東レの元社長が書いた仕事と人生の心構えを書いた本だ。実際、お説教くさい、訓戒めいたものが多いのだが、社会人となり、ビジネス界で成長してゆく甥に話しかけるという形で書かれているため、文章に愛情が感じられ、とても読みやすい。また、長男の自閉症、妻の闘病、うつ病に自殺未遂、という著者の経歴が語られるにつれ、言葉の深みに感銘を受けずにはいられなくなる。
この作者が、これを文字として残してくれて良かったと思う。こうした訓戒めいたものは、時によって全く受け付けなかったりする。しかし、先人の教えを受けたいという謙虚な気持ちになったとき、手を伸ばせば本としてある。そして、その時にはすんなりと言葉が頭に、心に染み込んで来るのだ。

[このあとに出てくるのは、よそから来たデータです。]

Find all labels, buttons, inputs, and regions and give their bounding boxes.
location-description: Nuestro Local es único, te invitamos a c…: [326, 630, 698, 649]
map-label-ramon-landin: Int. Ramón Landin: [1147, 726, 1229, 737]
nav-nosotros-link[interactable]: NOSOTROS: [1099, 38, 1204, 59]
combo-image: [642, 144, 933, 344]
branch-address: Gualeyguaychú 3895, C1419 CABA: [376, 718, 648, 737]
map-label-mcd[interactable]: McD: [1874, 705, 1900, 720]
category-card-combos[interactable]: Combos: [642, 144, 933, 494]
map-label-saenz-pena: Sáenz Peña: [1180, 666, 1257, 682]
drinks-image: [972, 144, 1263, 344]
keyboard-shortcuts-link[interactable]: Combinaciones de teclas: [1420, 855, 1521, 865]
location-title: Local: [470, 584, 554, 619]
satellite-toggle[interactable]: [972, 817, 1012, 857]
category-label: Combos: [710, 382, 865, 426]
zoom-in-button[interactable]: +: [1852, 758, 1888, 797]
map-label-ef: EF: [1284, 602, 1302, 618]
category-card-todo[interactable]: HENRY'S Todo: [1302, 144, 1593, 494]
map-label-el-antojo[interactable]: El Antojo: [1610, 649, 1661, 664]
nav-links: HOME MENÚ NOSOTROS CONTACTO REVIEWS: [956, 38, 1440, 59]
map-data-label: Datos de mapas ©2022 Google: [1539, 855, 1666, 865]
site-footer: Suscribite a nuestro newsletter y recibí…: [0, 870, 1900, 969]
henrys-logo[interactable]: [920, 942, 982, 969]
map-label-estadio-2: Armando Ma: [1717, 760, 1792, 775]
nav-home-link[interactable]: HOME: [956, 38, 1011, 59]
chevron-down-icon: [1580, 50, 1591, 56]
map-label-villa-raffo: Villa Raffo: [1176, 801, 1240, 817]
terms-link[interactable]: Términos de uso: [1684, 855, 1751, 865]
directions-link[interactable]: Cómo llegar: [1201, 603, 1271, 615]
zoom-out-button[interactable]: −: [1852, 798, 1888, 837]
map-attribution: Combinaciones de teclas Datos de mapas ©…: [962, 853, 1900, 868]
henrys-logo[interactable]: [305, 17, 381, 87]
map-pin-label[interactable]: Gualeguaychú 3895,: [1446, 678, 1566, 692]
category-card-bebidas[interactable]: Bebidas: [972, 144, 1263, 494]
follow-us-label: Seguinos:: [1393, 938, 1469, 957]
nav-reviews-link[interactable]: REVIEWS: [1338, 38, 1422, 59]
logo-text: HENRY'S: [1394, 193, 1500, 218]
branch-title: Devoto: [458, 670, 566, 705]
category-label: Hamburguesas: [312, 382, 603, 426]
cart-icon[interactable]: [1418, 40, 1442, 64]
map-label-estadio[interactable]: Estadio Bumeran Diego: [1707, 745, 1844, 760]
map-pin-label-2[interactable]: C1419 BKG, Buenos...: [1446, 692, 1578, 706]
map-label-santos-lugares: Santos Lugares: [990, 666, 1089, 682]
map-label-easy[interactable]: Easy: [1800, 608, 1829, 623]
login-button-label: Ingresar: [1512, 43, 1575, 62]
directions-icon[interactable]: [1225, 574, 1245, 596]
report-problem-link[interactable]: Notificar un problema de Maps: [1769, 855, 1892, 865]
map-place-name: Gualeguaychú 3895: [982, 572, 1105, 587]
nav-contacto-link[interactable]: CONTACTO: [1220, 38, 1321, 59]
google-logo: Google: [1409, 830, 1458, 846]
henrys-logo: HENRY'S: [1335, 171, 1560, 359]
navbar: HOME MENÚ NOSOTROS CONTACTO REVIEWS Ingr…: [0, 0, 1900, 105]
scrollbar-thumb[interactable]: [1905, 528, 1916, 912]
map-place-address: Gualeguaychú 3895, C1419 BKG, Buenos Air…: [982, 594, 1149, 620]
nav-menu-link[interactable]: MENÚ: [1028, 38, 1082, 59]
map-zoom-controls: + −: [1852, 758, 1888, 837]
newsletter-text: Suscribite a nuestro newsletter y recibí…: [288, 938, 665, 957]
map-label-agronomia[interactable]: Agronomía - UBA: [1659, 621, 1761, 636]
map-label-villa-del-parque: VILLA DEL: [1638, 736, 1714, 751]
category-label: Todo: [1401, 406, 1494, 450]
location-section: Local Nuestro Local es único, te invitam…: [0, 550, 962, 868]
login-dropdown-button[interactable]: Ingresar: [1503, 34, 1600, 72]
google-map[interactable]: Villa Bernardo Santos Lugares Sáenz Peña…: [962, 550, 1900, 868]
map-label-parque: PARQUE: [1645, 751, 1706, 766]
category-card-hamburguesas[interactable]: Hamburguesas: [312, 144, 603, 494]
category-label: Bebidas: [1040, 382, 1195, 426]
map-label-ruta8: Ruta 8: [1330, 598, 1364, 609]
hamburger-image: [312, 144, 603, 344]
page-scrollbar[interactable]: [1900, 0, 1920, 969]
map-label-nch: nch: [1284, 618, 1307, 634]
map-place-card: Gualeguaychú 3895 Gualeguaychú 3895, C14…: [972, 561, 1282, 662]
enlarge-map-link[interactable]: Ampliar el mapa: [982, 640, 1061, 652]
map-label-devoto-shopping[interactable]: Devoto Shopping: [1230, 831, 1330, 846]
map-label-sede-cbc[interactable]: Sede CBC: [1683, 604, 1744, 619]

たくさんのいい言葉があった。その中で、私のお気に入りを紹介したい。
- 人は、人間として成長するために働くのだ
- 誰も、自分の人生を傷つける人など大事にはしません。人は自分を大事にしてくれる人を大事にするのです。君が自分を大切にしたければ、まず相手を尊重すること―― これこそ「人生の原理」なのです。
- 自立した人間とは、自分の力で環境を変えていこうとする人間なのです。
- がんばる人、努力する人が、最後の最後まで不遇などということはほとんどないですよ。志があって、周りの人を大事にしていれば、必ず誰かがそれを見ているのです。・・・本流から、ちょっと外れた道を歩むくらいがいいのです。逆風の場こそ、君を鍛えてくれるのです。
さらっと読めるので、ビジネスマンには一読の価値あり。